Test code should be very defensive.
After all, we're running test code because we want to make sure that an external system (the system under test) does what we expect. If we knew beyond the shadow of a doubt that it worked, then we wouldn't bother running the test. So, we're only running the test because we don't know with 100% confidence that it will work. And that's when we have to be defensive in our coding. We're already looking for things "that should never happen", so let's write our test programs so they can handle them.
Make sure you at least consider whether you might need:
- Asynchrony and/or timeouts. Does the system not returning mean your test will hang?
- Null checks. "That should never be null" is a lot easier to trace if you check when you first see it rather than waiting for it to blow up somewhere later in your code.
- Try/catches. "The program should never throw an exception", key word "should"
- Results inspection.

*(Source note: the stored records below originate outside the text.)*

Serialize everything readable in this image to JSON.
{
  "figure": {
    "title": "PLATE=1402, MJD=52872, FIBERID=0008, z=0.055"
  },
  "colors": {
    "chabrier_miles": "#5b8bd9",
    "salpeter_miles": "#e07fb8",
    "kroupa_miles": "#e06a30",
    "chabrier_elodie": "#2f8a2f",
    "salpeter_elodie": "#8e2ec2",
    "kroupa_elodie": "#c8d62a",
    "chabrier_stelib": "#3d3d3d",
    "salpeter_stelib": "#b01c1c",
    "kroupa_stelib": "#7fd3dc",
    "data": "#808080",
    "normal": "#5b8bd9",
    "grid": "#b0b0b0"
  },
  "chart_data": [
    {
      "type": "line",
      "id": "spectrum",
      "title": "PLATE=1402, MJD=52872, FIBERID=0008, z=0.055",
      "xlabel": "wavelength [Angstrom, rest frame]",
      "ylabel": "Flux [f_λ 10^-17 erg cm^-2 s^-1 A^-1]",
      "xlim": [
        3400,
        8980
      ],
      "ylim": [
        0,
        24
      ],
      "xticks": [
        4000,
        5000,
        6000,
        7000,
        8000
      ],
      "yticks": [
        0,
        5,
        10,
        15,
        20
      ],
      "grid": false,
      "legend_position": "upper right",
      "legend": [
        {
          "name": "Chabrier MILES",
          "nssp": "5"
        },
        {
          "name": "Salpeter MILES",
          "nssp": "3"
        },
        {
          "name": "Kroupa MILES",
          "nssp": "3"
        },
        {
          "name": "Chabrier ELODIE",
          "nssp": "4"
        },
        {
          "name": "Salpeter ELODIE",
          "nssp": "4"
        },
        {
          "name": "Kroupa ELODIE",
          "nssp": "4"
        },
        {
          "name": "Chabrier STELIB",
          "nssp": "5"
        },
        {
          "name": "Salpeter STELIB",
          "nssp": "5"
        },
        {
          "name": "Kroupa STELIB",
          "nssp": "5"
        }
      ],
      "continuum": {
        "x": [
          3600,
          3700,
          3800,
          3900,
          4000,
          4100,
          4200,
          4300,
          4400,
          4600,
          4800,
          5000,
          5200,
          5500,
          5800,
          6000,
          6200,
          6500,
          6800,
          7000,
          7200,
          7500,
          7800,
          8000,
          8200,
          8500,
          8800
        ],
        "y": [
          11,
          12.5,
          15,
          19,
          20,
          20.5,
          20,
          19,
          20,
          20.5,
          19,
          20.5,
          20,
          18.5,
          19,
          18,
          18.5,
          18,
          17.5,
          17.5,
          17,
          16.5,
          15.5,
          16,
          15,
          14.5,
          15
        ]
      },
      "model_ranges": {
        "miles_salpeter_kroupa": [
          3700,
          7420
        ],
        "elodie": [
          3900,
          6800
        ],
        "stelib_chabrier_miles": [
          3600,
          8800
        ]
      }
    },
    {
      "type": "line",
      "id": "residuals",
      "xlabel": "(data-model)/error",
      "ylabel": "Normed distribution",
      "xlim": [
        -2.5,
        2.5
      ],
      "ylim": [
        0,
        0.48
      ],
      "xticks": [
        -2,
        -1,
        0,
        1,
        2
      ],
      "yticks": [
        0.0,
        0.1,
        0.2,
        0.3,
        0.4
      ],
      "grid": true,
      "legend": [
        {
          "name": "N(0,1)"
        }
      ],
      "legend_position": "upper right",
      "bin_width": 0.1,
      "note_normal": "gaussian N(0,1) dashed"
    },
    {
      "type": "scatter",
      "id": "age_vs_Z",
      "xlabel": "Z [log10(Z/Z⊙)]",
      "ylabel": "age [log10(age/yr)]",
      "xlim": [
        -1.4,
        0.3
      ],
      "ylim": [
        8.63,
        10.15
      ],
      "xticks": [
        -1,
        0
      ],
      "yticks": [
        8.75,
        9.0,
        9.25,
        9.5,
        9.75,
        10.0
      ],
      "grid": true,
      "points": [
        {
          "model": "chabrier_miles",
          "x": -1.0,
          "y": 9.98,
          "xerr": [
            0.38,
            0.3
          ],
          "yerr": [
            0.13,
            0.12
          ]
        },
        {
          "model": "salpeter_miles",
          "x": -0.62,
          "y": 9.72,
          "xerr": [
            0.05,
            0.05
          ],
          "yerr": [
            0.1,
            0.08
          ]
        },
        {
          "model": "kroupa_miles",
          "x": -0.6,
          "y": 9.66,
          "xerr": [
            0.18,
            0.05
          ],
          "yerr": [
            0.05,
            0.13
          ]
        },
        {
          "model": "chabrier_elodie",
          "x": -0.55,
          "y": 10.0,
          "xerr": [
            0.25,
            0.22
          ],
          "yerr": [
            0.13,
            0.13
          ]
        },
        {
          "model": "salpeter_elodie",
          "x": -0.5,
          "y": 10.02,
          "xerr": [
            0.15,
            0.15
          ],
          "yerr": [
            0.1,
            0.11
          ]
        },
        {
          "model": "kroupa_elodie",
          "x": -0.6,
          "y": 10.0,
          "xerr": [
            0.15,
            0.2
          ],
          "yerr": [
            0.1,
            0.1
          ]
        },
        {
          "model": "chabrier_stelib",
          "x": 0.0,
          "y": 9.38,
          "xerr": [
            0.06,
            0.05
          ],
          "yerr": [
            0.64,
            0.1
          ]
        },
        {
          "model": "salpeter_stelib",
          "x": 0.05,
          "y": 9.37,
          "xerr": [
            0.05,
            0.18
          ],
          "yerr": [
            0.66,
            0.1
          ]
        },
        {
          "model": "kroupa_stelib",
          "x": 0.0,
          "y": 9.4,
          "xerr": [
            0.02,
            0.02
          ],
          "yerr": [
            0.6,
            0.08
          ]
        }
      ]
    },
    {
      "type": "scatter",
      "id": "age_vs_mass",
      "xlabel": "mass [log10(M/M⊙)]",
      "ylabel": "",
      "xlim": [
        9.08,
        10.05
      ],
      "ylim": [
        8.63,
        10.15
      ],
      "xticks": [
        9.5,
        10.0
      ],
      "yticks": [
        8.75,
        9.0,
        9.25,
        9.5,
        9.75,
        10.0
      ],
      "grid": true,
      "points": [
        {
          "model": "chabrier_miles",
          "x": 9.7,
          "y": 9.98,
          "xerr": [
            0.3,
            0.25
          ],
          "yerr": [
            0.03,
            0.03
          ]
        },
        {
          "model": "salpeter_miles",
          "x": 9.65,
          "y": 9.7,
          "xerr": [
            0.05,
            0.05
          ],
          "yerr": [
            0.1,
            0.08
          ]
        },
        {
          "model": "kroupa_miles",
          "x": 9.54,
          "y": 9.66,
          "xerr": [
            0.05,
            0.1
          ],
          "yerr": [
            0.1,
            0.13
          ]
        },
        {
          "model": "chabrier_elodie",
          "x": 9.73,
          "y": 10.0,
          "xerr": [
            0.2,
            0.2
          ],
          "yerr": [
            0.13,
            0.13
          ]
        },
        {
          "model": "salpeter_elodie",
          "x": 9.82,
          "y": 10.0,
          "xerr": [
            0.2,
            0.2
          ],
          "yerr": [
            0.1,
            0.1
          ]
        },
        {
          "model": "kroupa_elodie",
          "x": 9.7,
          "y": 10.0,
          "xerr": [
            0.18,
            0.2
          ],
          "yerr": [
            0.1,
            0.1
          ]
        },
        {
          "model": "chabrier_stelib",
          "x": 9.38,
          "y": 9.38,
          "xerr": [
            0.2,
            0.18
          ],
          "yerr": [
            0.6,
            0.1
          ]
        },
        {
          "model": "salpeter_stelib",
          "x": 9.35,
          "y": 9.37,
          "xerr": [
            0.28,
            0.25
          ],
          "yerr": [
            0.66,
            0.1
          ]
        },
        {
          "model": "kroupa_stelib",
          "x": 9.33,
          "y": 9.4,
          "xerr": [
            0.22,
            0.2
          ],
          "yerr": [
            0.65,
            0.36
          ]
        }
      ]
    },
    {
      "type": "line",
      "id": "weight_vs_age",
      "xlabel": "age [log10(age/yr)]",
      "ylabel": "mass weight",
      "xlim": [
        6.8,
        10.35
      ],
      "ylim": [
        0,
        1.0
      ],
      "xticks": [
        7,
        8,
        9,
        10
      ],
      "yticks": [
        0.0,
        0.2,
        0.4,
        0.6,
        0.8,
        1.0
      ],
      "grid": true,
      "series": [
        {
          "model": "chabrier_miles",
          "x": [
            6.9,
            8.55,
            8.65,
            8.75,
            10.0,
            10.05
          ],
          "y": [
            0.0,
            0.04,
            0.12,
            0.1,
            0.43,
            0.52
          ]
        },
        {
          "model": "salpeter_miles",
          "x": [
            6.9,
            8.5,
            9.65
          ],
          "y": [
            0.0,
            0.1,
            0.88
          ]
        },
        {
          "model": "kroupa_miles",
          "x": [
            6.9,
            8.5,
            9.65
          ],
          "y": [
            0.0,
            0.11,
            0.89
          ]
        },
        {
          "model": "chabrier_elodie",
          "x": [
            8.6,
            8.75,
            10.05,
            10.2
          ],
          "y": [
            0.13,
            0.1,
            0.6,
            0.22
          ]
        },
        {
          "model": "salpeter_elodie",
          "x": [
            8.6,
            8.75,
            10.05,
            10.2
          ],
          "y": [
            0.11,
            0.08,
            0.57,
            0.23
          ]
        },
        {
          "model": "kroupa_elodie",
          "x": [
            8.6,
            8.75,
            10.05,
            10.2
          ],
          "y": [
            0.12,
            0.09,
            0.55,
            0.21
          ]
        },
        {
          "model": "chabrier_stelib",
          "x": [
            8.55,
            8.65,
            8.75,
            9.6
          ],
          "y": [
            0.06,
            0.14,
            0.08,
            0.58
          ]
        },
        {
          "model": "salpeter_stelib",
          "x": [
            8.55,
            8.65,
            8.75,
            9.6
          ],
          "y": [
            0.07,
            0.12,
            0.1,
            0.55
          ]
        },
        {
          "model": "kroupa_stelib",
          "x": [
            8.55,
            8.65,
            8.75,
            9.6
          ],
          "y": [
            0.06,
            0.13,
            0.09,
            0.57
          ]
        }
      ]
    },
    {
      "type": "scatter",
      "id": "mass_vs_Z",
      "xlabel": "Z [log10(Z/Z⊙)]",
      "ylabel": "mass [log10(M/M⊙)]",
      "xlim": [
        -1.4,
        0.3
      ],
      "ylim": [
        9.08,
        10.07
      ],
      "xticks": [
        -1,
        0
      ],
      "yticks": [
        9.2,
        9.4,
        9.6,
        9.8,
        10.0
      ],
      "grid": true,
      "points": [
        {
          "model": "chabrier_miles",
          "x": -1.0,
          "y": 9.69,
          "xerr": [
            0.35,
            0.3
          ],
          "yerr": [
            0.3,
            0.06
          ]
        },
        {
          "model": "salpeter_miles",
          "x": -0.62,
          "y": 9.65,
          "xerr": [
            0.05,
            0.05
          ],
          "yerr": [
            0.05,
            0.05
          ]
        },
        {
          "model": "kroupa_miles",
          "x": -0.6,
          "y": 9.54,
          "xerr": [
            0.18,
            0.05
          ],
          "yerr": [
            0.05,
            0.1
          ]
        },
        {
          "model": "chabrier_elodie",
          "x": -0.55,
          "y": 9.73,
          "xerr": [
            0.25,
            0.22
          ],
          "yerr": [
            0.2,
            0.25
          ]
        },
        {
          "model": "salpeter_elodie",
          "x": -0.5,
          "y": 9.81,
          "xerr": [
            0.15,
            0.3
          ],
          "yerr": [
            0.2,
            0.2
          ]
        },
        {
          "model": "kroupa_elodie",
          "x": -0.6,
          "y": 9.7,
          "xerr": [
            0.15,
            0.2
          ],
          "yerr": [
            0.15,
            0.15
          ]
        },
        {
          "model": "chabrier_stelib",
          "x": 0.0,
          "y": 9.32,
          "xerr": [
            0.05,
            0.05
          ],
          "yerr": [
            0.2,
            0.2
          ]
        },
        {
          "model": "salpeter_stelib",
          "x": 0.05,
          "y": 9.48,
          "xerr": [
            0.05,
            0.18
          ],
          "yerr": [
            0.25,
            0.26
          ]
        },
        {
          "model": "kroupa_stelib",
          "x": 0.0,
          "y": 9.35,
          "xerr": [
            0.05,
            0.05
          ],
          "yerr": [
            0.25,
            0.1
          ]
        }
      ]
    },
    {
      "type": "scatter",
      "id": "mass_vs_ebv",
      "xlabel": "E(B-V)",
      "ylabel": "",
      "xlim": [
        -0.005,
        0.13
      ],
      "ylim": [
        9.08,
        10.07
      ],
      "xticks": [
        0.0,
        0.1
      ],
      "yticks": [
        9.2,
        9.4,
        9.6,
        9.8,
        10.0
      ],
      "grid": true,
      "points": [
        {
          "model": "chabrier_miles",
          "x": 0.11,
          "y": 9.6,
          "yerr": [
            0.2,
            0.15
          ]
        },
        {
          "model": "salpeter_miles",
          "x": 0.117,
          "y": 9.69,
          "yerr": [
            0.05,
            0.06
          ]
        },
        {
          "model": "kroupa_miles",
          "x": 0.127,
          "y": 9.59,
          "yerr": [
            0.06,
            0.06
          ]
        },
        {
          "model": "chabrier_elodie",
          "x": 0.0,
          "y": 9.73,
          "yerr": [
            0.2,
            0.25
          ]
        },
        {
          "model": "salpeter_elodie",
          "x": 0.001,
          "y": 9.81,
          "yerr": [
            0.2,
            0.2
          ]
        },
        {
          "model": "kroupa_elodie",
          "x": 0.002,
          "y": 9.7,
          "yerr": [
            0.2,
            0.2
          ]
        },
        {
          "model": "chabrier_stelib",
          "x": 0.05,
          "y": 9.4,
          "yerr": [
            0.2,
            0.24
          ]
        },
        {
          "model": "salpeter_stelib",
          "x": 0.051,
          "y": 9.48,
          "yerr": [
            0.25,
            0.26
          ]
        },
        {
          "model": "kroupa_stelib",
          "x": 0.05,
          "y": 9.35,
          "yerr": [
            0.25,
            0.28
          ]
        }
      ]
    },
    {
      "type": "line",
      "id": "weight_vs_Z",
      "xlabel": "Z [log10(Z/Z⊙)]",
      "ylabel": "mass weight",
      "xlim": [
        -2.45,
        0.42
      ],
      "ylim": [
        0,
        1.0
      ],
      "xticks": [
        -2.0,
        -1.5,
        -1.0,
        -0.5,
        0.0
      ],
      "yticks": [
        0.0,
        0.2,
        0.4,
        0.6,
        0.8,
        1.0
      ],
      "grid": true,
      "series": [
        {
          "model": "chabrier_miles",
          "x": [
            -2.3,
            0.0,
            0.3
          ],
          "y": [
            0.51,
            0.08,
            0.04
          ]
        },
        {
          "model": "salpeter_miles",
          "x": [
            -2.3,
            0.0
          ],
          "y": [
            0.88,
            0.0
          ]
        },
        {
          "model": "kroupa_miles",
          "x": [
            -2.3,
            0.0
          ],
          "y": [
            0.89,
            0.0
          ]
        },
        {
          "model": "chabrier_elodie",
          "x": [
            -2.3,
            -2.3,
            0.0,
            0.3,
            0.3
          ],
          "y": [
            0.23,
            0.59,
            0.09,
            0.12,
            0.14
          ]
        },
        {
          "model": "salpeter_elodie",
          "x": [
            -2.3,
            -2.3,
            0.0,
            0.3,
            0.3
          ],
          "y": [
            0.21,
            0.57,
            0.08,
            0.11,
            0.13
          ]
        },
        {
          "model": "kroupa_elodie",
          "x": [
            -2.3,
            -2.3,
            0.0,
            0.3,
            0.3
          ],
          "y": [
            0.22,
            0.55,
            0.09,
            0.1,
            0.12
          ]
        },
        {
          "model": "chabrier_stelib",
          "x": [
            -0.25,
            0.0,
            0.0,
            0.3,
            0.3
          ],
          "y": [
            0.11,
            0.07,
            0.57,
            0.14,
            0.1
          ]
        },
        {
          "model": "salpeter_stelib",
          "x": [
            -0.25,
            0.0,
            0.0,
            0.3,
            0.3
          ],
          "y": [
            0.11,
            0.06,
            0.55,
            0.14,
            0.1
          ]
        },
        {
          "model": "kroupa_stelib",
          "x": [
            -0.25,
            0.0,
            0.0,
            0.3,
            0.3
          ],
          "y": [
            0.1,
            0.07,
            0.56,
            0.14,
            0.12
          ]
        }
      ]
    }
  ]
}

Just because the program returned something and didn't error doesn't mean that return matches what you thought.
Basically, your goal is to either produce a "pass" or a legible failure. Keep in mind that automated tests ted to (1) have a long life; and (2) be run mostly by people or systems other than the ones who wrote them. Just because you the test author knows what it means, that doesn't mean it'll be obvious to the QA engineer evaluating the output of the results a year from now (even if that QA engineer IS the test author!).
Keep your tests defensive, keep your error messages useful, and let your tests have a good long life.